Bloodletting: Why Controlled Experiments are Important

Bloodletting: Why Controlled Experiments are Important

I want to start this post with the last paragraph of this article:

Next time someone tells you that they are sure their idea will work, consider running a prototype in a controlled experiment, and make a data driven decision!

Now – the article itself is in the context of Microsoft software development, but this is what "lean thinking" is all about.

In the Toyota Production System, processes and the organization are deliberately constructed so that a kaizen experiment in one area is unlikely to affect another – at least not before there is ample warning and opportunity to reverse the change.

Every production cycle itself is conducted as a controlled experiment testing the hypothesis that the process:

  • Can be conducted as specified.
  • Delivers the specified results.

Of course – and here is the key point – it is only an experiment if someone actually examines what really happens.
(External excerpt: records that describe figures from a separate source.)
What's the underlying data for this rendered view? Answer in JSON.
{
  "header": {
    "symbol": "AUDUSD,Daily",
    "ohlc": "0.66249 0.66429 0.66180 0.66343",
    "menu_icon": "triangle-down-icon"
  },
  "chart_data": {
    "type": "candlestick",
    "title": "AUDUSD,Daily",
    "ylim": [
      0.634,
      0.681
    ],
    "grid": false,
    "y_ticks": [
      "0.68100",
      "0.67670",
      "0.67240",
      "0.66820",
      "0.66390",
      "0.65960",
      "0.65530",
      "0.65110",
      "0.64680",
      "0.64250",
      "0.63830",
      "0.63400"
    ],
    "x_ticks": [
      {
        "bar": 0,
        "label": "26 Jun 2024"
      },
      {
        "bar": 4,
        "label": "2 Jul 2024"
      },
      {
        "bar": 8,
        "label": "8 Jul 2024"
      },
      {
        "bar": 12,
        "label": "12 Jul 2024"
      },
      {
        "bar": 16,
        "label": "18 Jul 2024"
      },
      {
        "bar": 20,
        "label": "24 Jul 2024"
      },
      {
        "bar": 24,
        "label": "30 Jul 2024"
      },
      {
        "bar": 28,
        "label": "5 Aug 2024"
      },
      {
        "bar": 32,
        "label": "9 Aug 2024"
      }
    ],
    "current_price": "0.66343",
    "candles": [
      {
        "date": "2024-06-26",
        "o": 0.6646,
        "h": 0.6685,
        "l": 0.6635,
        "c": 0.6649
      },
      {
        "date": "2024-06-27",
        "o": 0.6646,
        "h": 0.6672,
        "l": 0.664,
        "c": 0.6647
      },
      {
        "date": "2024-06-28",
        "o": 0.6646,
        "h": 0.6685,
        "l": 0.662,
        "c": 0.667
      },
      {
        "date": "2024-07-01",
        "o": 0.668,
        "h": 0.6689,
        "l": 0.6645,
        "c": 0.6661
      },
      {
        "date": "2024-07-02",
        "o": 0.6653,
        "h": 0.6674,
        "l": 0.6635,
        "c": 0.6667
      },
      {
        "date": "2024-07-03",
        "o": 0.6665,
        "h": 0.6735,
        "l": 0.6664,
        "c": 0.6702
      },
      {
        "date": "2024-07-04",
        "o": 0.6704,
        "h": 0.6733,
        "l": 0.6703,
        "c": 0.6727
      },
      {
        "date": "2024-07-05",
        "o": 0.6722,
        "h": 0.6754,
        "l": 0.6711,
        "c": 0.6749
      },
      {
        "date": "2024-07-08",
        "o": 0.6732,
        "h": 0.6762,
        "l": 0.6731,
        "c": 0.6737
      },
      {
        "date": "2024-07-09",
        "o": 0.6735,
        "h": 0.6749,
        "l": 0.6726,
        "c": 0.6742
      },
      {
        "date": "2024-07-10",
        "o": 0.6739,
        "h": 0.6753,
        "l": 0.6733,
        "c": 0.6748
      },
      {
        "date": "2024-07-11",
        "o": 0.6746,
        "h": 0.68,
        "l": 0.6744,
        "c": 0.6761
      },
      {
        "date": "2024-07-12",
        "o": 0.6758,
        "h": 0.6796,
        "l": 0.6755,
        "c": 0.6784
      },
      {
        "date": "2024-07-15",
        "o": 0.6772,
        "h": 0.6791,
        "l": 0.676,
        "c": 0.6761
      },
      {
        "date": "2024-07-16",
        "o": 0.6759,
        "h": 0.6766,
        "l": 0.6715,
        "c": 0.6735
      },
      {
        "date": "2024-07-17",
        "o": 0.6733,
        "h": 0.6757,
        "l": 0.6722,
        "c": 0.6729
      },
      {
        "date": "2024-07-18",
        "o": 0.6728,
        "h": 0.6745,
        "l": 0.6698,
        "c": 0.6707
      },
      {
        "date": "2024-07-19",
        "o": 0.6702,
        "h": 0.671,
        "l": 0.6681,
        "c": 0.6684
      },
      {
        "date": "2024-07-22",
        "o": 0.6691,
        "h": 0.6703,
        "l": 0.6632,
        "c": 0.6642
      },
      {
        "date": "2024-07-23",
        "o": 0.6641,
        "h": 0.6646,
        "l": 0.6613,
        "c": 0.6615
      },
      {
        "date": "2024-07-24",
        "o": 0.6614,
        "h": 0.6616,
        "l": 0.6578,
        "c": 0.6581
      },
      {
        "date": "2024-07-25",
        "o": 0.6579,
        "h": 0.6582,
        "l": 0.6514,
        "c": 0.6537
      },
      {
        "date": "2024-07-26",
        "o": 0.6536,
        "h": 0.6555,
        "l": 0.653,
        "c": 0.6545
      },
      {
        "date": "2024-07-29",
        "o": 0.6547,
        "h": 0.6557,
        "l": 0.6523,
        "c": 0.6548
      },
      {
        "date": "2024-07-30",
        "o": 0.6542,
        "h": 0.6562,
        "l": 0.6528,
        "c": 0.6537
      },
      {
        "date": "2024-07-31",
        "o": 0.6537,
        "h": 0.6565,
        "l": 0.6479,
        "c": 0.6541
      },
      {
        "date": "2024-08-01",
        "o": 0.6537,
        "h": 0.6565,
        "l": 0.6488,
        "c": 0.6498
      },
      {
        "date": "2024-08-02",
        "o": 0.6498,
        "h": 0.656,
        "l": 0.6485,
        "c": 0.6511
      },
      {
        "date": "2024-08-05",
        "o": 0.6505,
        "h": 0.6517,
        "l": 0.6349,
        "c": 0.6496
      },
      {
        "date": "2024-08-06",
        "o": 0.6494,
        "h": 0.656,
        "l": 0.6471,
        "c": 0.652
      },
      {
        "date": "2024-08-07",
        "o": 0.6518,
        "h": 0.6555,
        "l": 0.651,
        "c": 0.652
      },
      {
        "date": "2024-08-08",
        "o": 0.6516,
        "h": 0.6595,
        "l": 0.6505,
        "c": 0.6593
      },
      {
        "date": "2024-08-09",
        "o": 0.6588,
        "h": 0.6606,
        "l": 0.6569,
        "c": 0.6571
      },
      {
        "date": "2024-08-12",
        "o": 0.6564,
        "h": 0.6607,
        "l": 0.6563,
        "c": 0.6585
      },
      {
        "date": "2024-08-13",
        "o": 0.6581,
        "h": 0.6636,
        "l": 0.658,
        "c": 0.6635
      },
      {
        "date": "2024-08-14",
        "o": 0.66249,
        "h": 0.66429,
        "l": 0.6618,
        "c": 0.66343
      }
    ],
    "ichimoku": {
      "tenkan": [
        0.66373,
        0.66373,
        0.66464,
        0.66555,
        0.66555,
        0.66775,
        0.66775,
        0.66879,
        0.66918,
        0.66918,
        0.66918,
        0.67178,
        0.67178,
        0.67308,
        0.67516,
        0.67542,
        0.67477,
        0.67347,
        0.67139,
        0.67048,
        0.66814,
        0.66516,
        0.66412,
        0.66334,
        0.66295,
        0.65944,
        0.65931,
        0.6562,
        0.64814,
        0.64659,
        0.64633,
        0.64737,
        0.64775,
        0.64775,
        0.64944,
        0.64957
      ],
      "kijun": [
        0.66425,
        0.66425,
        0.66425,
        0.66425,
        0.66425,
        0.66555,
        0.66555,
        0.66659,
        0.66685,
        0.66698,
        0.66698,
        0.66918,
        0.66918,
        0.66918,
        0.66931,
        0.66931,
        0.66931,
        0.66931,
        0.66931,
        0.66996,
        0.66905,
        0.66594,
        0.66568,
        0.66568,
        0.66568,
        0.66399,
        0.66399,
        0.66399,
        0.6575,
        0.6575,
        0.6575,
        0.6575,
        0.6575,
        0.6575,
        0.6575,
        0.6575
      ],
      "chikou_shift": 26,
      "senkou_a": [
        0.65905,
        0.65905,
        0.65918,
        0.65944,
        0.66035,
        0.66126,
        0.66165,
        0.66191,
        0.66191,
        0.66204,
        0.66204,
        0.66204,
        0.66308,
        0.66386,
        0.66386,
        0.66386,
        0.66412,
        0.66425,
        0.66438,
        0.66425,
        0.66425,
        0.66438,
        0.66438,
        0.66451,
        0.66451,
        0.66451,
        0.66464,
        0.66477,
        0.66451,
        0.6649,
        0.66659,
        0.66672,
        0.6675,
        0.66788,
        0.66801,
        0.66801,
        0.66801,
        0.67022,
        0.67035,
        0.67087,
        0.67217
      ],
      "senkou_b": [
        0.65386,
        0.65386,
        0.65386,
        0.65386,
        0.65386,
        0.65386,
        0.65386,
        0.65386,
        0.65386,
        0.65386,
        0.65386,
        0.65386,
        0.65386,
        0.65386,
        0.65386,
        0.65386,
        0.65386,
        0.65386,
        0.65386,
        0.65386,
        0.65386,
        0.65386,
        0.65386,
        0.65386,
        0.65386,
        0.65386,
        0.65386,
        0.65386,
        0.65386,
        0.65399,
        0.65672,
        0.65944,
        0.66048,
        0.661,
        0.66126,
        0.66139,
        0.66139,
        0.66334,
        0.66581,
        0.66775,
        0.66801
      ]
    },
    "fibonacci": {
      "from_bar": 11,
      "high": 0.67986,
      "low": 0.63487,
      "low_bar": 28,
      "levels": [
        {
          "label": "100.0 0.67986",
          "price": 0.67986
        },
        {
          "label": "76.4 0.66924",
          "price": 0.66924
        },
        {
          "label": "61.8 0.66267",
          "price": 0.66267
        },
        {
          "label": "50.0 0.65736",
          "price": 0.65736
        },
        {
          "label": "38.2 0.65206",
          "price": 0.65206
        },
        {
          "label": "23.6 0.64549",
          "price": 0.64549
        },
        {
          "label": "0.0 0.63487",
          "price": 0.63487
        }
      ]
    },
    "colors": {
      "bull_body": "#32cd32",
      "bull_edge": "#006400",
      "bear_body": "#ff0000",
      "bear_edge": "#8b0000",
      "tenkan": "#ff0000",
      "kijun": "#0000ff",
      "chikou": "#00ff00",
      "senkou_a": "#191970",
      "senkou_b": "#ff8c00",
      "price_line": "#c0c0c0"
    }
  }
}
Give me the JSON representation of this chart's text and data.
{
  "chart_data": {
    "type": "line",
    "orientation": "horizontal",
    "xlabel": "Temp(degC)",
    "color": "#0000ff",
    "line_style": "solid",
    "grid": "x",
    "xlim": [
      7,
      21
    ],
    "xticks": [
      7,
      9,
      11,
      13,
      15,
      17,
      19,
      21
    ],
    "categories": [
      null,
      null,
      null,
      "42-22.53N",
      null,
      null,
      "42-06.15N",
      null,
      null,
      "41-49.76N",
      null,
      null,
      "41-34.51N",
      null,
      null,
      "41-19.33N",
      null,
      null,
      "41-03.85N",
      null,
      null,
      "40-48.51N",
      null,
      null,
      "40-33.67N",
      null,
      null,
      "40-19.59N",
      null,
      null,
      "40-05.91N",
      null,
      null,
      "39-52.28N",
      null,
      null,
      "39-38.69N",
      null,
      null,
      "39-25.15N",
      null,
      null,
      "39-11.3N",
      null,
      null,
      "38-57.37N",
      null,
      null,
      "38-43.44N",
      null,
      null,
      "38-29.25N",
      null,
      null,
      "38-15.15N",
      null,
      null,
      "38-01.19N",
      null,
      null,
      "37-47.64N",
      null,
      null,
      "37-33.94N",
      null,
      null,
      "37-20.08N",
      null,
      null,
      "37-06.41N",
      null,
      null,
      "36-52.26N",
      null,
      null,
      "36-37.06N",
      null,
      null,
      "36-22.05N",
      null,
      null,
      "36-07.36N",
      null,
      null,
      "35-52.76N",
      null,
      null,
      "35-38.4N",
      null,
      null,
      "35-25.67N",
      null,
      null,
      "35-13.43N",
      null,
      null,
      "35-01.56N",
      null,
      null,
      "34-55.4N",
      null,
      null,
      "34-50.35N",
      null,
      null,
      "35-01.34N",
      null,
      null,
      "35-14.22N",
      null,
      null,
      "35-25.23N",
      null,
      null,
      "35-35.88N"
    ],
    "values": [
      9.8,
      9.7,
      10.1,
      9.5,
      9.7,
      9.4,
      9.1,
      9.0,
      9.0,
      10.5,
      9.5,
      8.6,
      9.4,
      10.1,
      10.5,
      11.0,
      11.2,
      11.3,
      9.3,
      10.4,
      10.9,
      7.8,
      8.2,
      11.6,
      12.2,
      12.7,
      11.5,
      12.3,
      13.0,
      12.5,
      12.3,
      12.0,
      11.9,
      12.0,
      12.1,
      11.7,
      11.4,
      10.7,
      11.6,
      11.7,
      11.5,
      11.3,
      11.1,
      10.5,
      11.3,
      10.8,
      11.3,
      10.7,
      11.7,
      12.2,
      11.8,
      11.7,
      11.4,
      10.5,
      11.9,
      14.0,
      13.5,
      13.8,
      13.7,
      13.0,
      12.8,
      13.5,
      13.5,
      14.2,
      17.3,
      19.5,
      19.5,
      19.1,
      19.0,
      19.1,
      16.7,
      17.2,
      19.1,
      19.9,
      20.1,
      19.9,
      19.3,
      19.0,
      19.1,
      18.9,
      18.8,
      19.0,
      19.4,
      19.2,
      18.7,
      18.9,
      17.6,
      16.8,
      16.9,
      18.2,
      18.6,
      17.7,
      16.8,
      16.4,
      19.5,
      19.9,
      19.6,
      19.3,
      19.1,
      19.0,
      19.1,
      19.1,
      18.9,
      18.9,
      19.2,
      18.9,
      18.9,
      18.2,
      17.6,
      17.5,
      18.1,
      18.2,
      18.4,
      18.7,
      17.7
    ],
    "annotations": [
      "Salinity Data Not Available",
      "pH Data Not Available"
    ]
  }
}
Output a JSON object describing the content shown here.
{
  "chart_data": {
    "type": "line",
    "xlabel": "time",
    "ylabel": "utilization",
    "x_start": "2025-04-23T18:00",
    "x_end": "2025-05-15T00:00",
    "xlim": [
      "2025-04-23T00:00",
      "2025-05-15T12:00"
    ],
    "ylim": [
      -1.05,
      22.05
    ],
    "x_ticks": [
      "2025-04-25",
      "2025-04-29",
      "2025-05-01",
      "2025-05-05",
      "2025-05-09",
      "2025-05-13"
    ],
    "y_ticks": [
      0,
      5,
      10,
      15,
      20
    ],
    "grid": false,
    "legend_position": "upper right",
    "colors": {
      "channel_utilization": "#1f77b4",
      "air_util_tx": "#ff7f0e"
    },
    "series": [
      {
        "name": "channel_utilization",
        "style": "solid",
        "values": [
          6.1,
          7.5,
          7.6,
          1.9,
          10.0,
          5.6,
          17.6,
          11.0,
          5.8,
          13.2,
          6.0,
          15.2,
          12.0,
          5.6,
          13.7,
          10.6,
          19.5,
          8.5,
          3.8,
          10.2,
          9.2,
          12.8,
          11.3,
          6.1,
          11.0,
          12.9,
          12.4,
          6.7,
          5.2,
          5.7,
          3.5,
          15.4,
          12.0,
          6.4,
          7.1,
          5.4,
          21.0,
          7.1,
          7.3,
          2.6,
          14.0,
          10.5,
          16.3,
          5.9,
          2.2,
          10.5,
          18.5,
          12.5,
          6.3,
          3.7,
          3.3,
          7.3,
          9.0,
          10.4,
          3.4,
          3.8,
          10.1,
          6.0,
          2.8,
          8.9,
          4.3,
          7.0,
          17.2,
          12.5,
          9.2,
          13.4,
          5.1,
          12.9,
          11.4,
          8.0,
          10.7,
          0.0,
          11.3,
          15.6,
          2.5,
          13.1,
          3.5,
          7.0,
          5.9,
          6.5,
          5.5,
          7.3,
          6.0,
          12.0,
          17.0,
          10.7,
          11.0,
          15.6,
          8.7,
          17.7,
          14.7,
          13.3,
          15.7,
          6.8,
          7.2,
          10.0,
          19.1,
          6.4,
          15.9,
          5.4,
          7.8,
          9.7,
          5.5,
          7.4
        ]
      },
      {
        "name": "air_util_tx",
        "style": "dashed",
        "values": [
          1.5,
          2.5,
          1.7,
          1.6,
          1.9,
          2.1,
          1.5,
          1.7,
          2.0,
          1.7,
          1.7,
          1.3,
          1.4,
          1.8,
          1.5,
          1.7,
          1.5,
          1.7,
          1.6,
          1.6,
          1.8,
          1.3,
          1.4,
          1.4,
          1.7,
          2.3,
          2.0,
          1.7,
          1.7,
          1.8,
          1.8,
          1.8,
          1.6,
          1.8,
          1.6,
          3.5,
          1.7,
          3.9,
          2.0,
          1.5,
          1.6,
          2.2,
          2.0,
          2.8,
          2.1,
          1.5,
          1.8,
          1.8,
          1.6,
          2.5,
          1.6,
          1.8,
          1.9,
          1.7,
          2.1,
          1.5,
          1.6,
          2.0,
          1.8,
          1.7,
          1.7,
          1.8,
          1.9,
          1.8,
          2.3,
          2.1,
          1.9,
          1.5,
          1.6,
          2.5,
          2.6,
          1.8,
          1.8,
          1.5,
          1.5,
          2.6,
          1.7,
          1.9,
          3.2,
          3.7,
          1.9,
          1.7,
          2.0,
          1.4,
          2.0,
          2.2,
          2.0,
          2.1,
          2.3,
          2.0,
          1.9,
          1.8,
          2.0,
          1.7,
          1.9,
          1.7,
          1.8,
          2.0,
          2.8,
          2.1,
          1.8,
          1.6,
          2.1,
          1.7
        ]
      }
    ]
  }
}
And this is the fundamental difference that is captured in the quote at the top.

A truly lean process has built in checks that check, each and every time, whether the idea works. Any time an idea doesn’t work, there is an expectation that the process will be stopped and understood.

Continuing to blindly produce, without knowing if each and every process is working as planned, without knowing if the result is as planed each and every time is being sure it will work. It is bloodletting.

Don’t bleed your process, or your company, to death with things you "know will work."

One Reply to “Bloodletting: Why Controlled Experiments are Important”

  1. Interesting post. So many times we have tried new ideas here where I work. And after a while we have wondered if it made a difference. Sometimes I actually have even wondered if the new idea was really executed.

    When trying to change things there is much to do in terms of followup, checking and measuring.